This research paper was written in summer 2020 within the Master’s seminar Data Mining in Marketing: Data Driven Customer Analytics with Machine Learning. In partial fulfillment of the requirements of the seminar, I predicted and interpreted cross-selling purchase probabilities using XGBoost and SHAP values in R. Read the full paper here: Boosting Gradient Boosting Interpretability: Predicting and Interpreting Cross-Selling Purchase Probabilities of a Large German Savings Bank.

Introduction and Findings

Powerful analytical methods lead to more efficient and effective data-driven marketing (Wedel & Kannan 2016). Especially machine learning has become popular in this field due to the high predictiveness of its algorithms. A challenge is, however, that complex machine learning models are generally black-box models. Hence, data goes in, and results come out, but it is unknown or hidden to its users how these models came up with its results. Increasing interpretability is vital because it grows users’ confidence and trust in machine learning models. Users do not adopt models that fail to do so (Ribeiro et al. 2016). Also, enhanced interpretability extends the knowledge derived from models. Therefore, eliminating the tradeoff between a model’s accuracy and a model’s interpretability has gained many researchers’ attention (Ribeiro et al. 2016, Lundberg & Lee 2017, Chen et al. 2018, Lipton 2018).
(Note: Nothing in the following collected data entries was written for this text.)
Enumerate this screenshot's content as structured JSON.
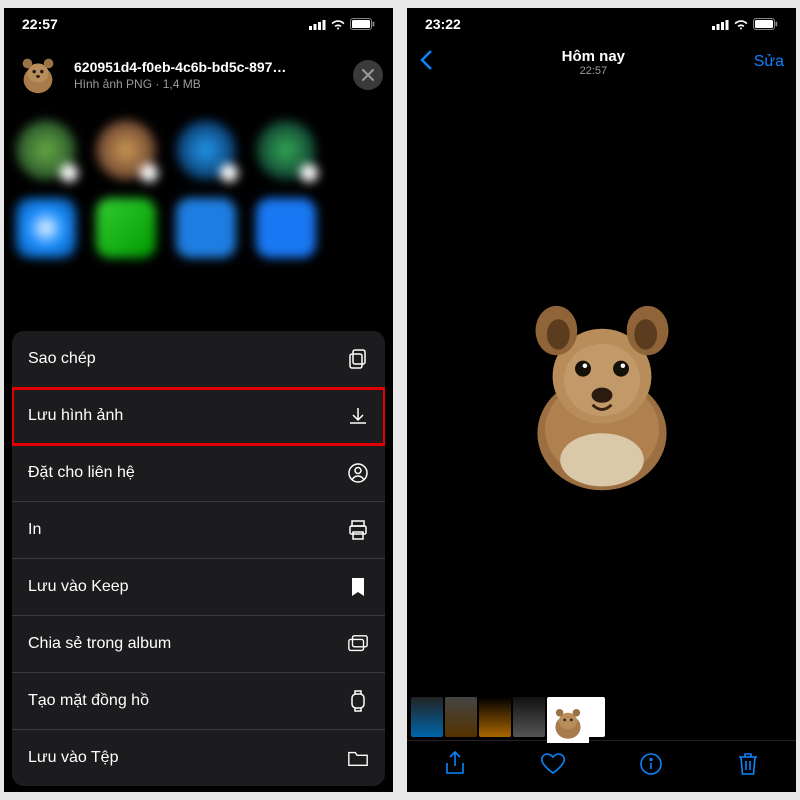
{
  "left": {
    "status_time": "22:57",
    "file": {
      "name": "620951d4-f0eb-4c6b-bd5c-897…",
      "meta": "Hình ảnh PNG · 1,4 MB"
    },
    "actions": [
      {
        "label": "Sao chép",
        "icon": "copy-icon",
        "highlight": false
      },
      {
        "label": "Lưu hình ảnh",
        "icon": "download-icon",
        "highlight": true
      },
      {
        "label": "Đặt cho liên hệ",
        "icon": "contact-icon",
        "highlight": false
      },
      {
        "label": "In",
        "icon": "print-icon",
        "highlight": false
      },
      {
        "label": "Lưu vào Keep",
        "icon": "bookmark-icon",
        "highlight": false
      },
      {
        "label": "Chia sẻ trong album",
        "icon": "album-icon",
        "highlight": false
      },
      {
        "label": "Tạo mặt đồng hồ",
        "icon": "watch-icon",
        "highlight": false
      },
      {
        "label": "Lưu vào Tệp",
        "icon": "folder-icon",
        "highlight": false
      }
    ]
  },
  "right": {
    "status_time": "23:22",
    "nav_title": "Hôm nay",
    "nav_subtitle": "22:57",
    "edit_label": "Sửa"
  }
}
In this paper, I use a data set from a large German savings bank to predict cross-selling purchase probabilities and decisions in the customer base. This paper aims to (1) to accurately predict whether an already existing customer will open a checking account and (2) to explore which effect the features have on the prediction to enhance the interpretability of the model. The paper leverages one of the leading gradient boosting algorithms, namely XGBoost, to reach these goals. It has been used with great success in many machine learning and data mining challenges (Chen & Guestrin 2016). Moreover, I implement SHapley Additive exPlanations (SHAP) values to tackle the lack of boosted trees’ interpretability (Friedman 2001).

Regarding the first research question, a hyperparameter-tuned XGBoost model’s predictive accuracy proves superior compared to a benchmark logit model. A disadvantage, however, is that more complex models are more computationally expensive than simple models. Concerning the second research question, it becomes clear that SHAP values enable its users to critically examine complex models and understand how dependent variables were predicted. Through this method, users gain further knowledge about the importance, extent, and direction of feature variables on the target variable. Although causal statements cannot be made through this approach, it still helps users gain trust in the model, find ways to improve the model and get a new understanding of the data. When using ordinary feature impact tools, this would not be feasible to such an extent.
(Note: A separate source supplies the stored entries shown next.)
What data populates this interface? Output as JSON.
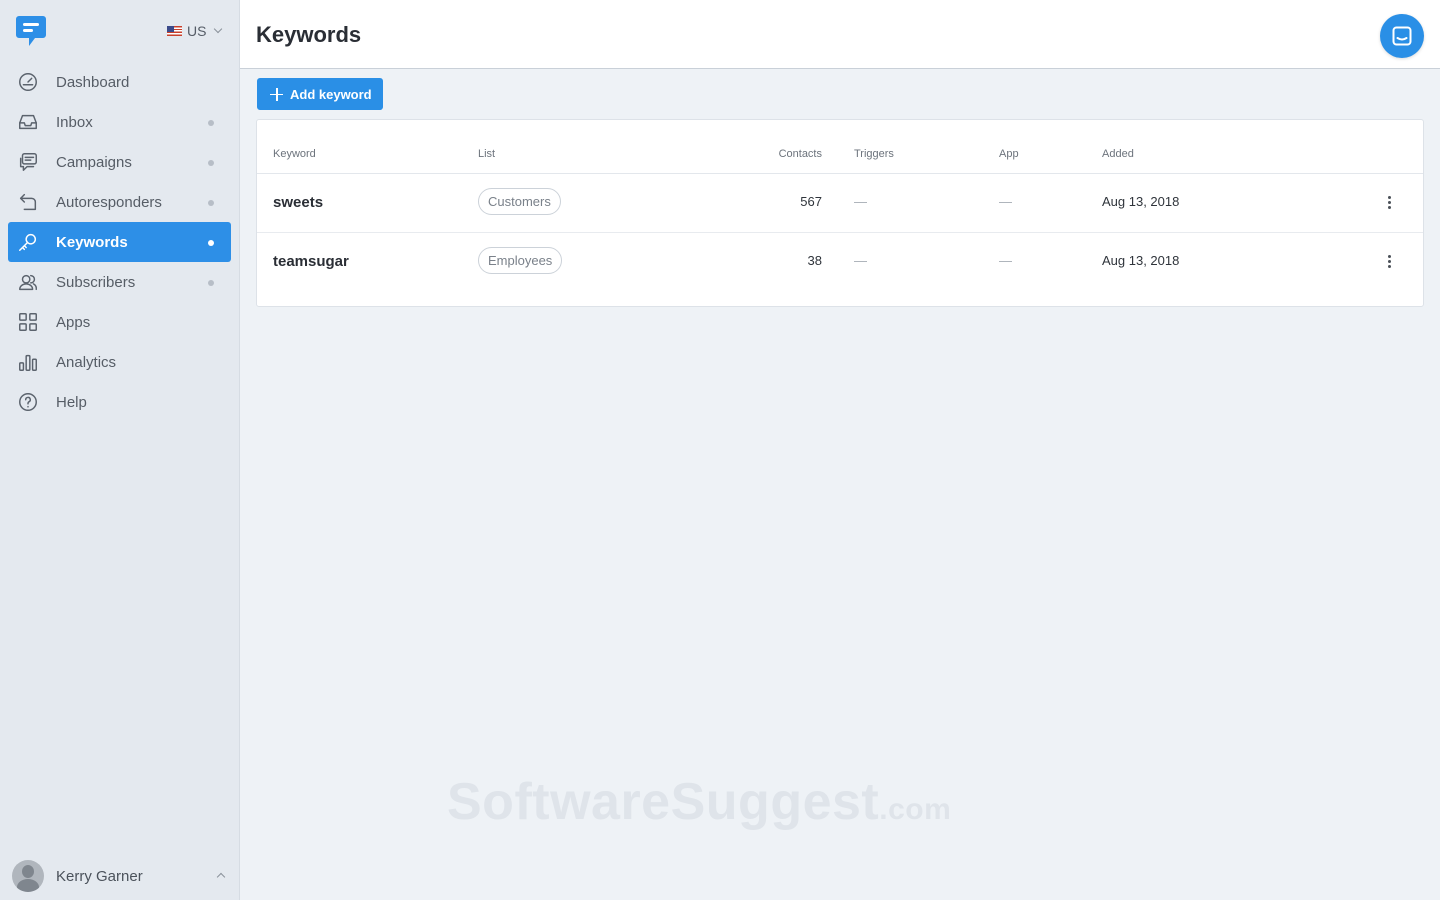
{
  "app": {
    "region": "US"
  },
  "sidebar": {
    "items": [
      {
        "label": "Dashboard",
        "icon": "dashboard-icon",
        "dot": false,
        "active": false
      },
      {
        "label": "Inbox",
        "icon": "inbox-icon",
        "dot": true,
        "active": false
      },
      {
        "label": "Campaigns",
        "icon": "campaigns-icon",
        "dot": true,
        "active": false
      },
      {
        "label": "Autoresponders",
        "icon": "autoresponders-icon",
        "dot": true,
        "active": false
      },
      {
        "label": "Keywords",
        "icon": "key-icon",
        "dot": true,
        "active": true
      },
      {
        "label": "Subscribers",
        "icon": "subscribers-icon",
        "dot": true,
        "active": false
      },
      {
        "label": "Apps",
        "icon": "apps-grid-icon",
        "dot": false,
        "active": false
      },
      {
        "label": "Analytics",
        "icon": "analytics-icon",
        "dot": false,
        "active": false
      },
      {
        "label": "Help",
        "icon": "help-icon",
        "dot": false,
        "active": false
      }
    ],
    "user": {
      "name": "Kerry Garner"
    }
  },
  "header": {
    "title": "Keywords"
  },
  "toolbar": {
    "add_label": "Add keyword"
  },
  "table": {
    "columns": [
      "Keyword",
      "List",
      "Contacts",
      "Triggers",
      "App",
      "Added"
    ],
    "rows": [
      {
        "keyword": "sweets",
        "list": "Customers",
        "contacts": "567",
        "triggers": "—",
        "app": "—",
        "added": "Aug 13, 2018"
      },
      {
        "keyword": "teamsugar",
        "list": "Employees",
        "contacts": "38",
        "triggers": "—",
        "app": "—",
        "added": "Aug 13, 2018"
      }
    ]
  },
  "watermark": {
    "main": "SoftwareSuggest",
    "suffix": ".com"
  },
  "colors": {
    "accent": "#2d8fe7",
    "sidebar_bg": "#e4e9ef",
    "content_bg": "#eef2f6"
  }
}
The analysis unfolds that this so-called black-box model applies among other trends discovered in the research of RFM-models (Bauer 1988, Miglautsch 2000). For example, customers that have recently acquired another product have a higher predictive value of opening a checking account than customers who have not. Also, the more active customers are (as measured by logins), the higher is the prediction value. Other trends found in the data are that younger customers exhibit a higher prediction probability than older customers and that checking account ads always lead to a positive effect on the prediction, although varying.

The paper’s main conclusion is that XGBoost models have their place in practice for predicting cross-selling purchase probabilities and decisions. One of the most significant disadvantages - lack of interpretability - can be mitigated with SHAP values that greatly expand the transparency, explainability, interpretability of complex tree-based models.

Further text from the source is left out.